FlexSR introduces a Flexible new approach to automatic Speech Recognition. It is founded on a linguistic model of speech based on phonological features, the articulatory and acoustic properties of each sound that form its contrasts with others.
For example, the ‘voicing’ feature (whether the vocal cords are vibrating or not) forms a component of the contrast between the ‘p’ and ‘b’ consonant sounds in English.
Under this original ERC “Proof of Concept” grant, we developed a model that is trained to recognise a universal set of 19 such phonological features and can combine them to identify speech sounds, or phones. Importantly, it aims to target those features that are essential to human understanding of speech, and ignores or tolerates those that can vary across speakers or utterances.
This approach results in an Automatic Speech Recognition (ASR) system that requires relatively little training, can be adapted flexibly to new languages (even those where training data in the form of annotated speech recordings may be sparse), and employs theoretical insights from the study of how the human brain processes speech to emulate this process on a computer.

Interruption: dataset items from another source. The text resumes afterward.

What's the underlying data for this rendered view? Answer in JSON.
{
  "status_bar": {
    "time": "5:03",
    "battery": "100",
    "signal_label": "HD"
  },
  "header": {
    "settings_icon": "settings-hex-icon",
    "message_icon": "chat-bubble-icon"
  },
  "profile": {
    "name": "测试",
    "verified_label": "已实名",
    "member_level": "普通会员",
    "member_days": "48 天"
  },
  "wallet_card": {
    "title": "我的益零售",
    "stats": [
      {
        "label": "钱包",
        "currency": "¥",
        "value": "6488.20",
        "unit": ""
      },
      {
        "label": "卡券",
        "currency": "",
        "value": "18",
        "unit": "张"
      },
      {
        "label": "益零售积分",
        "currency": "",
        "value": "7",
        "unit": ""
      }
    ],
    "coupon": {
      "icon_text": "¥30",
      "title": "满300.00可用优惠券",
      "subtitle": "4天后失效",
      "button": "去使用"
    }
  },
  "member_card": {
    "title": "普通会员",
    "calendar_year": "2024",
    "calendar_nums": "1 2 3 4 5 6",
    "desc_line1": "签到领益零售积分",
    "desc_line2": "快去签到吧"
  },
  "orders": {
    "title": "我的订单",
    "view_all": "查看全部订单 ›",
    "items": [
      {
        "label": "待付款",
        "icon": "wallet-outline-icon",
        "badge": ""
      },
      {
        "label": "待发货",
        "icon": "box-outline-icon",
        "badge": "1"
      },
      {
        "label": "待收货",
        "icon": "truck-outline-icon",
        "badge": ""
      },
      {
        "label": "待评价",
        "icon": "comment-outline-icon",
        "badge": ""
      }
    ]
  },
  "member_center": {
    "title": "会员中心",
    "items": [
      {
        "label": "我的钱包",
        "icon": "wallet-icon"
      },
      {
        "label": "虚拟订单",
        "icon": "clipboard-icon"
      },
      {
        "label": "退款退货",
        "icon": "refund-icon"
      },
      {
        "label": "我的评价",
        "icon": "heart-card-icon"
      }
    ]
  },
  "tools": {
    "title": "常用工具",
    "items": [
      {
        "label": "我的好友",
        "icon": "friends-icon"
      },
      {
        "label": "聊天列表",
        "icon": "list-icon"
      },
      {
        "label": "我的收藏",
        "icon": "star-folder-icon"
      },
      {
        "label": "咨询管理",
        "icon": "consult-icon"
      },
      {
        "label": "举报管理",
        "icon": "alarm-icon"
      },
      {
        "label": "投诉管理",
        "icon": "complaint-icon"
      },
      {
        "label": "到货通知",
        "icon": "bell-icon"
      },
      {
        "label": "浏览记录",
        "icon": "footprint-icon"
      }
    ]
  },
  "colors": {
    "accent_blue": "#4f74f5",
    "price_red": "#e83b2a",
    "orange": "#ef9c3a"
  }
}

Based on these principles, a mobile phone application (app) for language learning was created as a demonstrator enabling second language learners to improve their pronunciation. Words and sentences spoken into the app are analysed, and detailed feedback is given rather like a personal tutor might do to improve and correct mistakes.
Our research team have made the following informal video to demonstrate how one such practical implementation of FlexSR technology might work:
This novel approach to speech recognition has enabled significant progress to be made rapidly, using comparatively limited resources, in terms of both the development effort and computing power required.
Two patents have been filed covering key aspects of this technology and protecting any commercial implementation of the idea.